Outstanding items as a result of motions in council are as follows:
1. Business license suspension – This was passed in council chambers as a motion but is still not being enforced.
2. Remedial repairs – The repairs were all passed as a series of motions but to date the city still has not complied with their directive, nor has there been a discussion as to whether this is the best use of city funds.
Both of these items were passed roughly nine months ago so whether they will ever be fully honoured remains up in the air. Only the director of bylaws, Brock McDonald, can say whether these motions will be completed and in what time frame.
As it stands it is much more quiet in and around Northumberland Court. Compared to the last few years there is certainly much in the way of improvement when it comes to safety, but this comparison is based on a complex that had hundreds of police calls per year and numerous instances with the tactical squad being called out in full gear to perform a raid.
Thanks to everyone that took the time to get involved whether it was a phone call, an email, showing up at city hall or at a community meeting, as well thanks to the Maple Ridge Times and Maple Ridge News for keeping this story in the papers. City hall ignored this issue for years and that is how it got to such a state. This type of advocacy and community based pressure is what told city hall they could not willingly ignore this issue any longer.

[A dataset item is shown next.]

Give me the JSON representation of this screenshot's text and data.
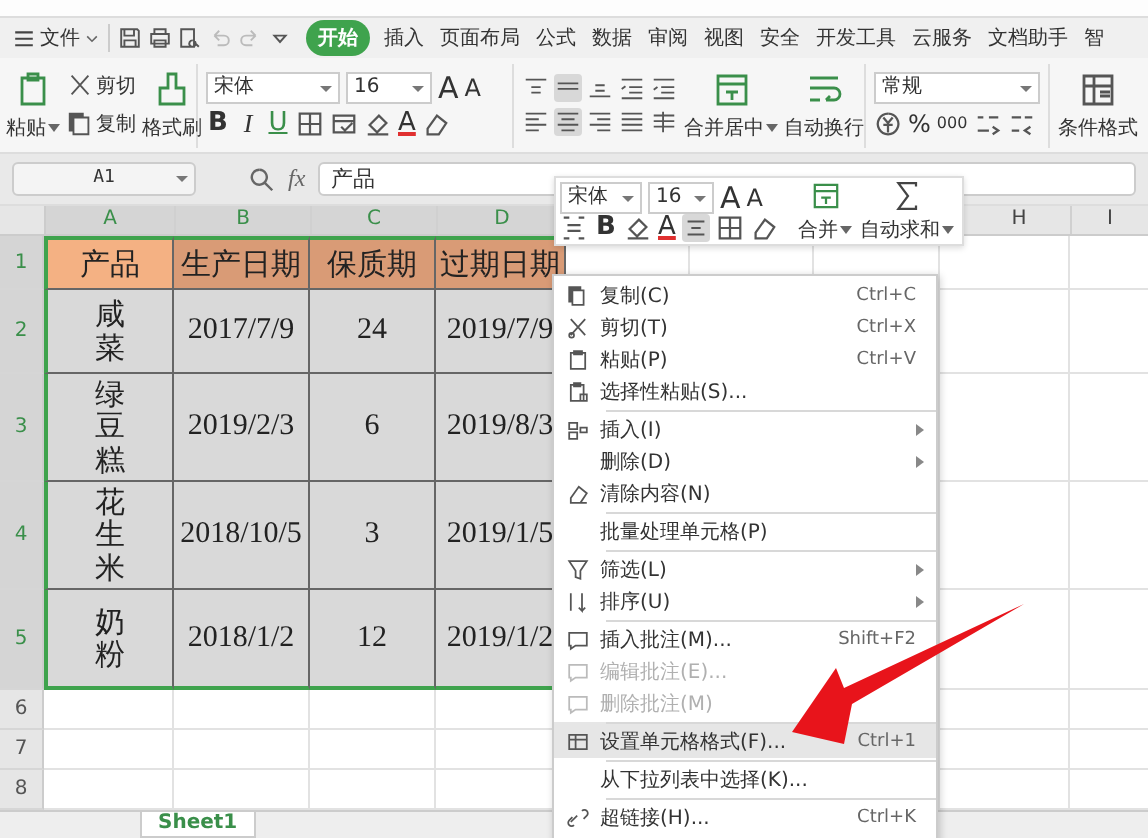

Hopefully going forward city hall will live up to their quotes in the papers, as well as the tough talk in council chambers and get this situation cleaned up for the long term. Even more hope should be pinned on the idea that they learned something during all these years and don't allow such a situation to happen again.
Once again thanks to everyone for their time and effort.
The decline of the downtown core goes unabated. If it takes so many years, and so much effort from the community to fix this one problem, then it seems unlikely the eventual revitalization of downtown Maple Ridge will come about other than through the passage of time.
Many, many Mayors, councils and senior management will come and go, passing the baton of banality and ennui from one to the next while time, the District's only dependable planner, will see to it that everything, perhaps, works out for the best in the end.
This weekend past Radio Haney took a walk along the horse trails on Thornhill, and marveled at the Valley in this fresh December snow. For a brief moment, surrounded by trees, snow and quietude, all seemed fair in Maple Ridge. And then it struck us that if the District continues its subdivision by division rape of what little is left of the natural environment in this municipality, it won't be long before where we stood was likely in someone's future off-the-shelf, dreadful living room or deck. A living room or deck that would be replicated all along the ridge of this forest to Mission.
The hell with it, I thought, I 'll just enjoy it now for what it is, a gift this winter's day. If our leaders think so little, and know so little, of this green space, why should I care?